Ahora se había adentrado del todo en un mundo prohibido. Puede que no fuera el mismo porque no le transmitía la misma futilidad y nostalgia que los fantasmas pero igualmente era un mundo que no estaba hecho para ella.

No quería pedirle a Arroyo que se pararan a descansar. Si acaso, él marchaba cada vez más deprisa y conforme avanzaban más y más, la desconexión entre lo que Kaitlin veía y lo que sentía y experimentaba se hacía más intensa. ¿Habían cubierto con ese paso un kilómetro, dos o acaso cientos? Los músculos, tensos por la ansiedad, empezaron a dolerle. El martilleo que palpitaba en el interior del cráneo acalló el burbujeo del arroyo, que a estas alturas parecía casi libre de las venas negras. Cuando la presión llegaba a un punto en que Kaitlin estaba segura de que iba a estallarle la cabeza, Arroyo se detuvo.

Cayó de rodillas y boqueó como una persona a punto de ahogarse, pero él pareció no darse cuenta. Estaba concentrado en un extraño montón de rocas; parecía una especie de muro, uno de cuyos extremos se hundía en el arroyo.

Tocó las piedras y pareció confundido.

—¿Serpiente de Agua? —dijo—. Serpiente de Agua, ¿nos has abandonado?
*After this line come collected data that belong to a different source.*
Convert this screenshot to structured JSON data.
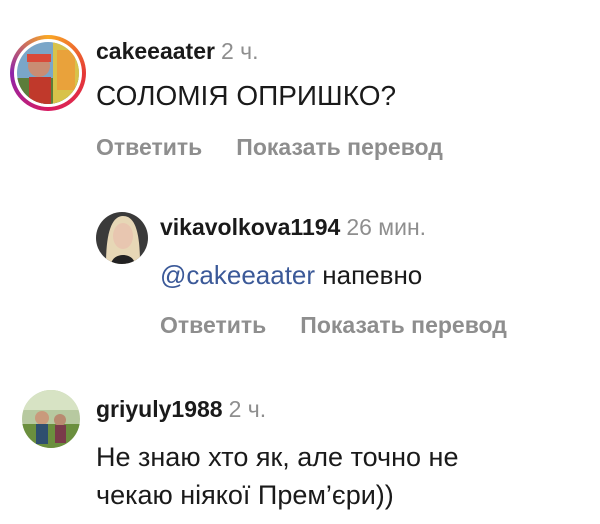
{
  "comments": [
    {
      "username": "cakeeaater",
      "time": "2 ч.",
      "text": "СОЛОМІЯ ОПРИШКО?",
      "reply_label": "Ответить",
      "translate_label": "Показать перевод"
    },
    {
      "username": "vikavolkova1194",
      "time": "26 мин.",
      "mention": "@cakeeaater",
      "text": "напевно",
      "reply_label": "Ответить",
      "translate_label": "Показать перевод"
    },
    {
      "username": "griyuly1988",
      "time": "2 ч.",
      "text_line1": "Не знаю хто як, але точно не",
      "text_line2": "чекаю ніякої Прем’єри))"
    }
  ]
}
A estas alturas Kaitlin no confiaba ya en sus percepciones pero tenía la impresión de que Arroyo le estaba hablando a las piedras. Por muy perturbador que esto fuera, al menos la presión de su cabeza empezaba a remitir. Ahora que se habían detenido, parecía que la desorientación estaba esfumándose de manera gradual. Puede que tras unos pocos minutos hubiera podido prestarle atención al comportamiento de su salvador, pero no tuvieron unos pocos minutos.
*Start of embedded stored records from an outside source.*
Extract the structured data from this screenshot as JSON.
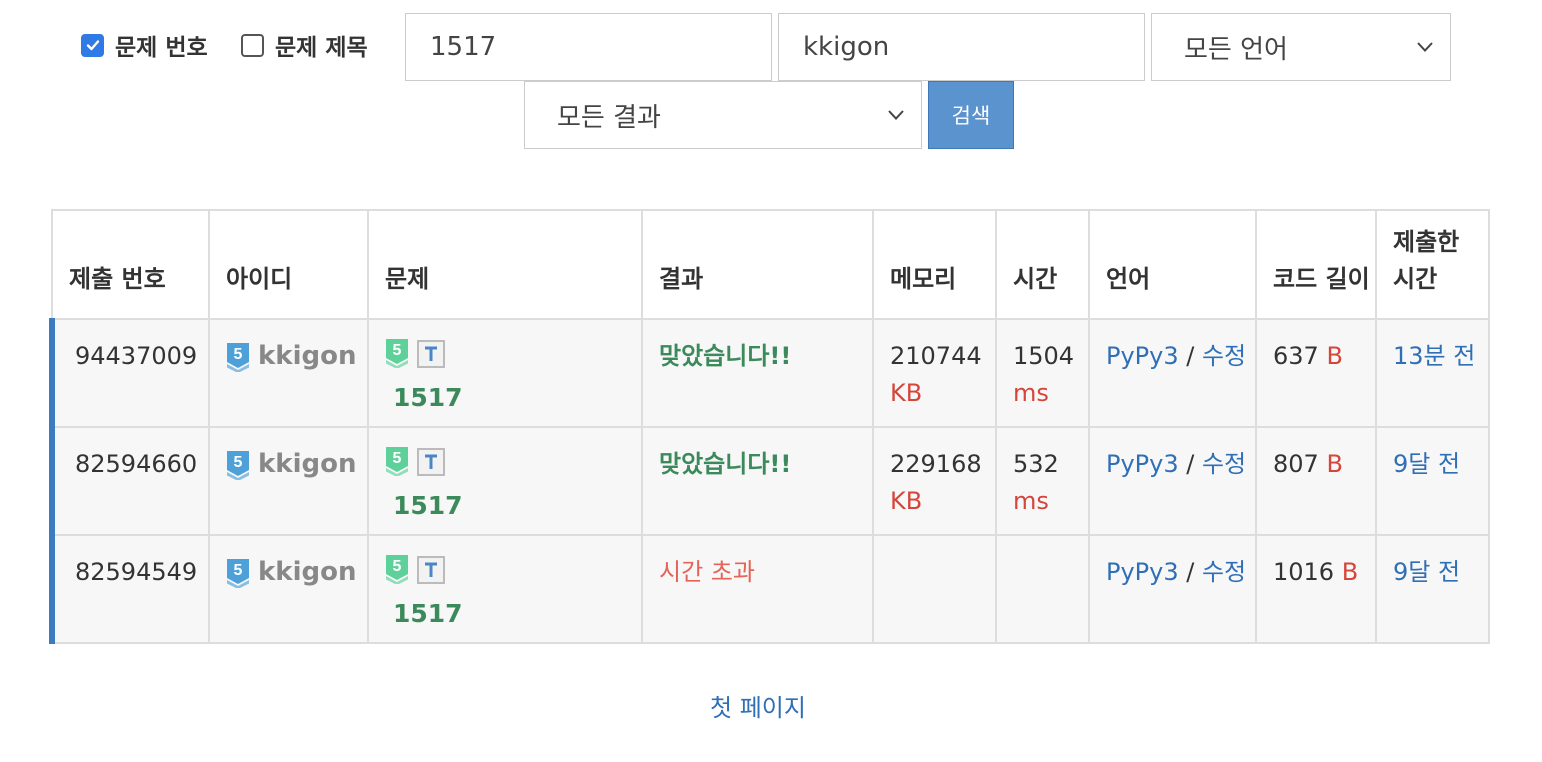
{
  "filters": {
    "problem_number_checkbox": {
      "label": "문제 번호",
      "checked": true
    },
    "problem_title_checkbox": {
      "label": "문제 제목",
      "checked": false
    },
    "problem_input": {
      "value": "1517"
    },
    "user_input": {
      "value": "kkigon"
    },
    "language_select": {
      "selected": "모든 언어"
    },
    "result_select": {
      "selected": "모든 결과"
    },
    "search_label": "검색"
  },
  "table": {
    "headers": {
      "submission_id": "제출 번호",
      "user_id": "아이디",
      "problem": "문제",
      "result": "결과",
      "memory": "메모리",
      "time": "시간",
      "language": "언어",
      "code_length": "코드 길이",
      "submitted_at": "제출한 시간"
    },
    "rows": [
      {
        "id": "94437009",
        "user": "kkigon",
        "tier_level": "5",
        "problem": "1517",
        "result": "맞았습니다!!",
        "memory": "210744",
        "memory_unit": "KB",
        "time": "1504",
        "time_unit": "ms",
        "language": "PyPy3",
        "edit": "수정",
        "length": "637",
        "length_unit": "B",
        "submitted": "13분 전"
      },
      {
        "id": "82594660",
        "user": "kkigon",
        "tier_level": "5",
        "problem": "1517",
        "result": "맞았습니다!!",
        "memory": "229168",
        "memory_unit": "KB",
        "time": "532",
        "time_unit": "ms",
        "language": "PyPy3",
        "edit": "수정",
        "length": "807",
        "length_unit": "B",
        "submitted": "9달 전"
      },
      {
        "id": "82594549",
        "user": "kkigon",
        "tier_level": "5",
        "problem": "1517",
        "result": "시간 초과",
        "memory": "",
        "memory_unit": "",
        "time": "",
        "time_unit": "",
        "language": "PyPy3",
        "edit": "수정",
        "length": "1016",
        "length_unit": "B",
        "submitted": "9달 전"
      }
    ]
  },
  "pagination": {
    "first_page": "첫 페이지"
  },
  "colors": {
    "accent": "#2f7ae5",
    "button": "#5b93cf",
    "success": "#3c8a5c",
    "error": "#e3655a",
    "unit": "#d6453a",
    "link": "#2f6fb5",
    "row_marker": "#3b7bbf"
  },
  "icons": {
    "tier": "tier-badge-icon",
    "tag": "tag-t-icon",
    "dropdown": "chevron-down-icon",
    "check": "check-icon"
  }
}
Kaitlin y Arroyo ya no estaban solos. Una enorme y gruñente criatura lobo se erguía al otro lado del muro, donde un segundo antes no había habido más que niebla. A Kaitlin se le hizo un nudo en la garganta y el estómago al recordar que ya había visto una criatura como aquélla antes.

Y entonces apareció otra. Salida de la nada. Simplemente estaba allí, erguida, con el pelaje erizado, gruñendo. Empezaron a aparecer visiones en la mente de Kaitlin, visiones de cuerpos desmembrados tendidos en el suelo del bar. Aunque la muerte le estaba mirando la cara, estaba demasiado exhausta como para correr. Se volvió hacia Arroyo…

… y también él era un colosal y enfurecido hombre lobo.